Il pivota vers Shinichiro, une lueur de folie furieuse dans le regard et ajouta :
– Tu as la moindre idée de l'enfer que c'est de voir son bonheur s'évaporer tout à coup ?!
Izana reprit le chemin du foyer, les sens toujours en feu et une boule amère au fond de la gorge. Il avait envie de frapper tous ceux qu'il croisait, de détruire tous ces visages souriants qui semblaient n'être là que pour se moquer de lui.
En définitive, je n'ai personne au monde.
La pensée le frappa avec une violence qui lui coupa la respiration.
Il dut presser la main sur sa bouche pour retenir la nausée qui le saisit.
Puis il se redressa.
Si je n'ai personne... Alors ils n'auront personne eux non plus...
La lueur de démence était de retour dans son regard.
Je détruirai tout ce qui les entourent... Eux aussi vont goûter à l'enfer de tout perdre !
Il se souvint alors de Manjirō, le seul véritable frère de Shinichiro, et sa fureur ne connut plus de limites.
Pourquoi lui avait-il droit à ce qu'on lui arrachait ? Pourquoi connaissait-il la chaleur d'un foyer ? L'affection d'un frère ? Alors que Izana n'avait droit à rien de tout cela ?
L'injustice lui serra la gorge et des larmes brûlantes de haine lui dévalèrent le visage.
Je le briserai... Je prendrai tout ce qu'il a, je le détruirai sous ses yeux et puis je le briserai ! Et quand il ne sera plus qu'une poupée sans vie, j'en ferai ma marionnette... il n'aura plus d'autre volonté que la mienne ! Ce jour-là, quand nous serons aussi vides l'un que l'autre, alors nous serons vraiment frères...
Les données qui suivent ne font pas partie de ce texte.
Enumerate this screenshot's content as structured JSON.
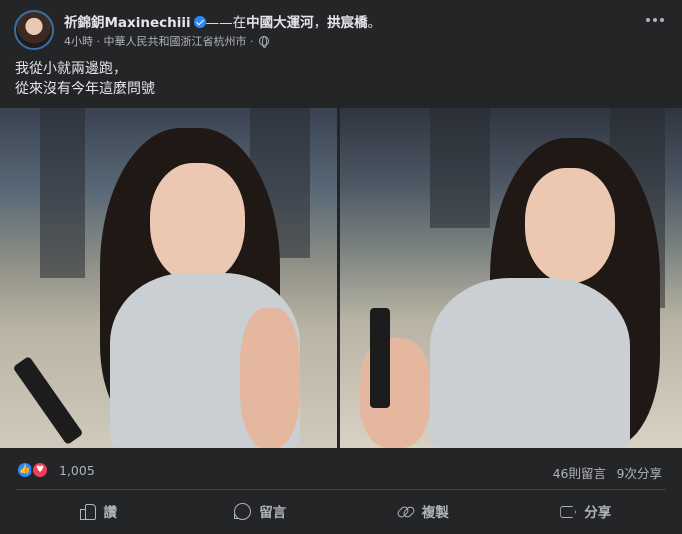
{
  "post": {
    "author_name": "祈錦鈅Maxinechiii",
    "author_prefix": "——在",
    "location": "中國大運河",
    "separator": "，",
    "activity": "拱宸橋",
    "suffix": "。",
    "time": "4小時",
    "dot": " · ",
    "place": "中華人民共和國浙江省杭州市",
    "dot2": " · ",
    "caption_lines": [
      "我從小就兩邊跑，",
      "從來沒有今年這麼問號"
    ]
  },
  "engagement": {
    "reaction_count": "1,005",
    "comment_count": "46則留言",
    "share_count": "9次分享"
  },
  "actions": {
    "like_label": "讚",
    "comment_label": "留言",
    "copy_label": "複製",
    "share_label": "分享"
  },
  "icons": {
    "verified": "verified-badge-icon",
    "privacy": "globe-icon",
    "more": "more-options-icon",
    "like_reaction": "like-reaction-icon",
    "love_reaction": "love-reaction-icon",
    "like": "thumbs-up-icon",
    "comment": "comment-icon",
    "copy": "link-icon",
    "share": "share-icon"
  },
  "colors": {
    "background": "#242526",
    "text_primary": "#e4e6eb",
    "text_secondary": "#b0b3b8",
    "verified": "#2d88ff",
    "like": "#2d88ff",
    "love": "#f33e58"
  }
}
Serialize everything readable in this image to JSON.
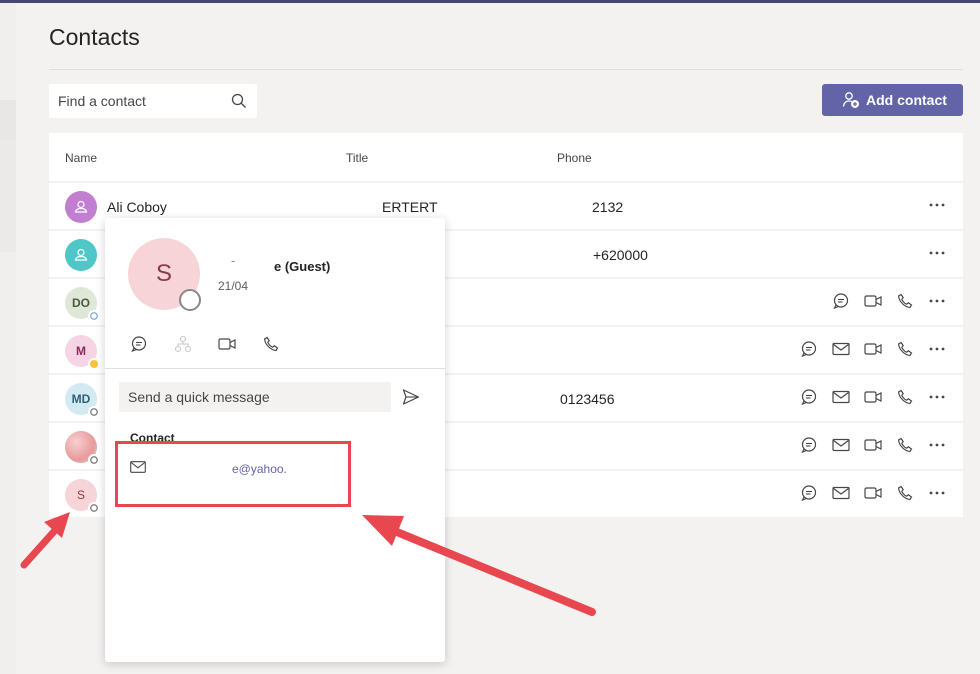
{
  "header": {
    "title": "Contacts"
  },
  "search": {
    "placeholder": "Find a contact"
  },
  "add_contact": {
    "label": "Add contact"
  },
  "columns": {
    "name": "Name",
    "title": "Title",
    "phone": "Phone"
  },
  "rows": [
    {
      "initials": "",
      "name": "Ali Coboy",
      "title": "ERTERT",
      "phone": "2132",
      "avatar_color": "#c27fd2"
    },
    {
      "initials": "",
      "name": "",
      "title": "",
      "phone": "+620000",
      "avatar_color": "#4fc7c9"
    },
    {
      "initials": "DO",
      "name": "",
      "title": "",
      "phone": "",
      "avatar_color": "#dfe8d8"
    },
    {
      "initials": "M",
      "name": "",
      "title": "",
      "phone": "",
      "avatar_color": "#f6d4e4"
    },
    {
      "initials": "MD",
      "name": "",
      "title": "",
      "phone": "0123456",
      "avatar_color": "#d4eaf2"
    },
    {
      "initials": "",
      "name": "",
      "title": "",
      "phone": "",
      "avatar_color": "#f2b8b8"
    },
    {
      "initials": "S",
      "name": "",
      "title": "",
      "phone": "",
      "avatar_color": "#f6d4d8"
    }
  ],
  "card": {
    "initial": "S",
    "name_partial": "e (Guest)",
    "name_fragment": "-",
    "subtitle": "21/04",
    "quick_message_placeholder": "Send a quick message",
    "contact_heading": "Contact",
    "email_partial": "e@yahoo."
  },
  "colors": {
    "accent": "#6264a7",
    "annotation": "#e8474f"
  }
}
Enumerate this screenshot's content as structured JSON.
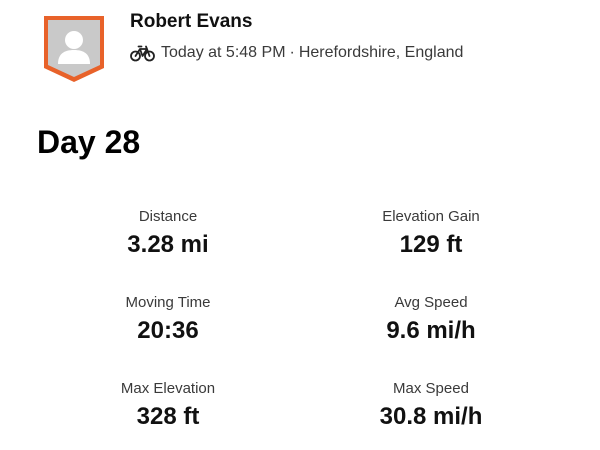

NDA : Pour ce chapitre, j'ai dû me replonger dans l'histoire de Izana. Je ne m'en remets pas. Ce gamin me brise le cœur, il ne méritait vraiment pas ce qui lui est arrivé quand il était petit. Je trouve que c'est vraiment l'un des personnages avec lequel l'auteur a été le plus cruel. Dans un sens, son destin est pire que celui d'un orphelin qui a perdu ses parents, comme Kakucho. Izana lui, on lui a fait miroiter une famille, une mère, un frère... Mais en définitive, il n'avait rien de tout cela et Karen le lui a appris de la plus horrible façon qui soit.
Karen Kurokawa est vraiment un personnage détestable ! Loin devant Kisaki à mes yeux.
En écrivant ce chapitre, j'avais juste envie de rentrer dans l'histoire pour faire un gros câlin à Izana et lui dire qu'il n'était pas tout seul.